The distinction between direct and indirect taxes seems slight, but it means everything under the Constitution. The founders placed a strict limit on Congress' ability to levy direct taxes. Direct taxes, like representatives in the House, "shall be apportioned among the several states ... according to their respective numbers." (Art. 1 Sec. 2 para. 3.) Simply put, if Congress wants to levy a direct tax on the head of every American, it can do so only if every state pays the same pro rata share. That means that Utah's population of 2.5 million should pay exactly half of the amount paid by the 5 million citizens of Minnesota.

If the tax were actually $695 per every head in America, the tax would be apportioned correctly. But the tax is not simply $695 per head. For instance, there are exemptions based on religion. If you claim a religious exemption, you do not have to buy insurance or pay the tax. Then there is a cap on families at $2,085, whether you have 2 kids or 10. So states like Ohio, where a large population of Amish choose not to participate for religious reasons, or states like Utah which have larger families, will ultimately pay less per citizen than other states. Not apportioned. Not Constitutional.

This wouldn't be the first tax the Supreme Court invalidated because it was not apportioned. In 1895, the Court ruled that Income Taxes (you read that correctly) were unconstitutional because they were a direct tax not apportioned where some states made more income than others. The law was struck down. The reason we have an income tax today is because Congress later passed the Sixteenth Amendment specifically allowing an income tax without apportionment.

There is no amendment, however, that allows for a health care tax without apportionment. As a tax, this bill will fail as well.

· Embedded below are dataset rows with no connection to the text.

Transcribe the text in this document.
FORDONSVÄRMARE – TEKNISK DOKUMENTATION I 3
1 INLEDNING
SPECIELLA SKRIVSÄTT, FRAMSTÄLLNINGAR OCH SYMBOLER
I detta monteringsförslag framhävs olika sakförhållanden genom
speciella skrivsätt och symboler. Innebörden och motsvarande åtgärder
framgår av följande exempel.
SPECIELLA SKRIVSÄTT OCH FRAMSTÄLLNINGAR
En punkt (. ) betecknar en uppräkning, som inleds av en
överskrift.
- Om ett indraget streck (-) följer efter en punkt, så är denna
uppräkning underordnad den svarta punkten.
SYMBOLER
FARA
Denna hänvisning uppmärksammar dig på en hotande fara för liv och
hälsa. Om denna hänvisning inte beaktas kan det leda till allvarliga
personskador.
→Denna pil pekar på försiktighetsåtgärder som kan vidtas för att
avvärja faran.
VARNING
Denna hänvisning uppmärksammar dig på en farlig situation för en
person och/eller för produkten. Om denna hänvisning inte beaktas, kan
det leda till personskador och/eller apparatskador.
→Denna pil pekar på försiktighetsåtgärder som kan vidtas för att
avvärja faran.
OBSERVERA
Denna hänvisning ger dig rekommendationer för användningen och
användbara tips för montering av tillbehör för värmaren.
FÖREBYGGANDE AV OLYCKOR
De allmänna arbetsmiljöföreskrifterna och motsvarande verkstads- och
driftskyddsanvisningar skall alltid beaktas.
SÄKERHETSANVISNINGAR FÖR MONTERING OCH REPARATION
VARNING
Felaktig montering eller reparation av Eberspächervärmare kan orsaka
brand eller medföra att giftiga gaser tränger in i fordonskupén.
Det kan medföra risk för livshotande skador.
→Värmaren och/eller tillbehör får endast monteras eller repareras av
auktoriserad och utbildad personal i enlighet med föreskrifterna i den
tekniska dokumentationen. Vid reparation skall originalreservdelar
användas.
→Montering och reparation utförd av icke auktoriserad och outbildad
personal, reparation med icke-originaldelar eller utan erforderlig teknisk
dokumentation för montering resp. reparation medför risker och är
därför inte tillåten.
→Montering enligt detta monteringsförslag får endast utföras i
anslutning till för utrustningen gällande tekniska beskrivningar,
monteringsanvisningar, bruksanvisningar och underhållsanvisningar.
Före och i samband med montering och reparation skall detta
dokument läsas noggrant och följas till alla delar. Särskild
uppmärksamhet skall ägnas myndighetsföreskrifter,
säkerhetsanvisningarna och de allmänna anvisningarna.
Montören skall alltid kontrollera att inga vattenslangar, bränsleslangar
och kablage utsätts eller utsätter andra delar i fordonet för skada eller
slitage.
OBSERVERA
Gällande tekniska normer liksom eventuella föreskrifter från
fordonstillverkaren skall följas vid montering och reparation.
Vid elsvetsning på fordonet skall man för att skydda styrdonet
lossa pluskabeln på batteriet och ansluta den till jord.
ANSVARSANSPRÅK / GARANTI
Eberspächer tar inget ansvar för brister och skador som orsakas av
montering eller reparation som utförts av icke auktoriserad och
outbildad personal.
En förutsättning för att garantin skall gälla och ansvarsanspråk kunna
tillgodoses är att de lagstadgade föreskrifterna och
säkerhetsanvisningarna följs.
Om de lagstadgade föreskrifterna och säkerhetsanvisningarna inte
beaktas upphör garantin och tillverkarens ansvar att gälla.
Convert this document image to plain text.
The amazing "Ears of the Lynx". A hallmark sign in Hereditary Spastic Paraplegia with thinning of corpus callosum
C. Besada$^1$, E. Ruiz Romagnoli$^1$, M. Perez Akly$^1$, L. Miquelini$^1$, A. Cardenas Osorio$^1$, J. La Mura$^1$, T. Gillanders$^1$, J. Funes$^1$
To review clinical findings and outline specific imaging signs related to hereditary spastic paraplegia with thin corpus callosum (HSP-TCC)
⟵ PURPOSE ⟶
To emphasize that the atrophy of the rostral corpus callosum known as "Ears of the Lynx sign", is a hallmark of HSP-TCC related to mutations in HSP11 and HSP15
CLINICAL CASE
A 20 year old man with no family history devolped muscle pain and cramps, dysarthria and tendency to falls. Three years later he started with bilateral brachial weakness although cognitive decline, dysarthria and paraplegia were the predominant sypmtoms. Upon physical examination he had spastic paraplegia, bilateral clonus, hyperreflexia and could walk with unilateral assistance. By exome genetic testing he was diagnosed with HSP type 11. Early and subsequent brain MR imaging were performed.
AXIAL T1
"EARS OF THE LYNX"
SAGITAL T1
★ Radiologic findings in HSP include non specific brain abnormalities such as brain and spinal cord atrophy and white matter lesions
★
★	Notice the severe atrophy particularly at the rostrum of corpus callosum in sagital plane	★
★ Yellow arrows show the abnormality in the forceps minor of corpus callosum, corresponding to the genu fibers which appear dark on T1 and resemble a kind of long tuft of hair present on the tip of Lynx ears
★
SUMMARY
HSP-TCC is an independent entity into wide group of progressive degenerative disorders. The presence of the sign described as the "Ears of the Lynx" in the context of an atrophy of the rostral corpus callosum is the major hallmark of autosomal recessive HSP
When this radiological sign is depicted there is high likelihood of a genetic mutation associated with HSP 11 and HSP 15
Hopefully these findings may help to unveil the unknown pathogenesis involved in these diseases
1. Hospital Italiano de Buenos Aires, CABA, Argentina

The Supreme Court has shown a divisive split along idealogical lines in the years of late, with most decisions decided by conservative swing vote Just. Kennedy, so the Court is already stacked against this bill. But this legislation is so imposing and so drastically breaks with precedent as to anything ever done by Congress before, that I think it will ultimately be overturned by a greater than simple majority. That's how I'm calling it.